A few market junkies say that although a Spanish downgrade wouldn’t be that much of a surprise since that would only bring Moody’s rating at par with S&P’s levels, the eagerness of these agencies are giving euro investors goosebumps.
Making yesterday’s trading even worse for the euro was Portugal’s bond auction. The government sold 500 million EUR worth of three-month Portuguese bonds with a yield of 3.4%, which was nearly twice what it paid for in November at 1.82%. Consequently, this implies that investors aren’t confident in buying Portuguese debt.
See how Spain will fare in its own bond auction today as it aims to raise 3 billion EUR of 10-year and 15-year bonds. Also, make sure you also keep tabs on the events we have on our economic calendar to help you with your euro trades.
We start at 8:00 am GMT with the French services and manufacturing PMIs for December. The indices are expected to come in at 55.4 and 57.8, respectively.
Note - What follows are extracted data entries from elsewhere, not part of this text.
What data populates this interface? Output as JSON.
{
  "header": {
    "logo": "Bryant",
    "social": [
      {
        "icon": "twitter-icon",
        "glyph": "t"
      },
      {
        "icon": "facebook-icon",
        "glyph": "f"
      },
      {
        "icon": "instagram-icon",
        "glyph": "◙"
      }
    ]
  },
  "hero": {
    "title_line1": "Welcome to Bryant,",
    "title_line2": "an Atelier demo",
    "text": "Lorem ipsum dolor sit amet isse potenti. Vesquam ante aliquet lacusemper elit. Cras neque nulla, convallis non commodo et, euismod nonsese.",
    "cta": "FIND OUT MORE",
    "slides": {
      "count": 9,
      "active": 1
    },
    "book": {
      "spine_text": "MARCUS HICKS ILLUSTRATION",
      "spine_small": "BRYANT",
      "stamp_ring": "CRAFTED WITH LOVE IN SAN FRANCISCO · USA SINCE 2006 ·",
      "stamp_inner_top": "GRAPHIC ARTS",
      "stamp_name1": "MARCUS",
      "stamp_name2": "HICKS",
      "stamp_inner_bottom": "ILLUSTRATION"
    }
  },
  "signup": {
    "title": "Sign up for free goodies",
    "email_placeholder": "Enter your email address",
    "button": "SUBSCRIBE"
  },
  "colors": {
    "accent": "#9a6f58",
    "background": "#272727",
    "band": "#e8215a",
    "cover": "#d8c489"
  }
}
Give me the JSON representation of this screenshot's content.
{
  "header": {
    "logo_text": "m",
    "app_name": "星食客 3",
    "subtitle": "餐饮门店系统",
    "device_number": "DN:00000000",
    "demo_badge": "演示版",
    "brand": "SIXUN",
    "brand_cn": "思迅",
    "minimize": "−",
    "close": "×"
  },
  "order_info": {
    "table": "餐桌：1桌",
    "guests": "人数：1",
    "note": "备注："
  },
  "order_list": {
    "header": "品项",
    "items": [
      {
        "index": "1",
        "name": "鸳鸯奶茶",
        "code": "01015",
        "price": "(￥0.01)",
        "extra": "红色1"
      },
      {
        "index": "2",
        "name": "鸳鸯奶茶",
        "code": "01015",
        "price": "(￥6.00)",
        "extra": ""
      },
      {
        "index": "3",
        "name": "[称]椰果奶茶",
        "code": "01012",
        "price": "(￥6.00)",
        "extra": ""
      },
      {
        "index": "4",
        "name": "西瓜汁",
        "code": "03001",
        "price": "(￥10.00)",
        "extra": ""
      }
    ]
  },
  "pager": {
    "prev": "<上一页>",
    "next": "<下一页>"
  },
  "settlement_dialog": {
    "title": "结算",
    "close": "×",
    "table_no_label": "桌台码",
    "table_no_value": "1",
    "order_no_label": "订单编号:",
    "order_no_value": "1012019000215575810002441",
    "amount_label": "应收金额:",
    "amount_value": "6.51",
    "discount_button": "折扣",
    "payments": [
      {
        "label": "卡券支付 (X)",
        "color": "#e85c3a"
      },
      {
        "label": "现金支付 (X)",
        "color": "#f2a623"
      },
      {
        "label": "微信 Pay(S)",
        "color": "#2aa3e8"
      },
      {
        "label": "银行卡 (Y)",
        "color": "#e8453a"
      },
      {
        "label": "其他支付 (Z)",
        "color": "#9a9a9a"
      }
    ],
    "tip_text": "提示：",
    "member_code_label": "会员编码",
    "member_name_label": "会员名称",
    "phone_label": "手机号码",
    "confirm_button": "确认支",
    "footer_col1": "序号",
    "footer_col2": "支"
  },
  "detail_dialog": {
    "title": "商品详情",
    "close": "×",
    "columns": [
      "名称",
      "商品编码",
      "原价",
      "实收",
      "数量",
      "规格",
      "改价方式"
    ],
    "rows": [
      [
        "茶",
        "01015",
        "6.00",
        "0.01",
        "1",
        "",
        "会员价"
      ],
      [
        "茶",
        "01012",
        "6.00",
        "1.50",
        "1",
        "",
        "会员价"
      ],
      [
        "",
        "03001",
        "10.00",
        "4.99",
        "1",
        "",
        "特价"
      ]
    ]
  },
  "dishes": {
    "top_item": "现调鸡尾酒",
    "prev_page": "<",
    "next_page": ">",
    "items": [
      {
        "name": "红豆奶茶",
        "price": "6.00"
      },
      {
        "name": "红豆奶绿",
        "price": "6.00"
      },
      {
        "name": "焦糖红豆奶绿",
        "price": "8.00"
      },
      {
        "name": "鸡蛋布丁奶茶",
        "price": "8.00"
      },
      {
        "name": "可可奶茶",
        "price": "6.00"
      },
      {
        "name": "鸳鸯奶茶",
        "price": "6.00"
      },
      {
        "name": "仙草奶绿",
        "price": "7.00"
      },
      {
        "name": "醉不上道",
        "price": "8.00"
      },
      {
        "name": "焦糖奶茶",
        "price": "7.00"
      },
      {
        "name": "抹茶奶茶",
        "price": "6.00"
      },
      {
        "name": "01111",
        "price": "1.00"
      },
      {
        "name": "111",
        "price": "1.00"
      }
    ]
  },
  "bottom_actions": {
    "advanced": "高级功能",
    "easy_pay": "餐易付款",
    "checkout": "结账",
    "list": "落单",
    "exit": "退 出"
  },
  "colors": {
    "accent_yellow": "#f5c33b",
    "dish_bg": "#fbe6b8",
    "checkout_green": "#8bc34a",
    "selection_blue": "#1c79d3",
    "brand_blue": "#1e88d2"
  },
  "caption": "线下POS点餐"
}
Germany will also release its own version of the reports at 8:30 am GMT. Its services PMI seen to clock in at 59.0 after printing at 59.2 in November, while its manufacturing PMI is anticipated to be a tad higher at 58.2 than its previous reading.
Then we’ll get dibs on how the two sectors are doing in the overall region at 9:00 am GMT. The consensus for euro zone’s services PMI is for a modest decrease to 55.2 from November’s 55.4 figure. Its manufacturing PMI is also seen to be lower at 55.2 compared to its previous 55.3 reading.
After all that, we’re in for a treat with the region’s inflation figures. The CPI report for November is anticipated to show that consumer prices were 1.9% higher than they were a year before. On a monthly basis, the headline figure is projected to print a 0.1% uptick. Lastly, the core reading which excludes volatile items is seen to print at 1.1% year-on-year.
Whew! It looks like we’re in for an action-packed day, huh? Make sure you’re ready to catch 'em pips!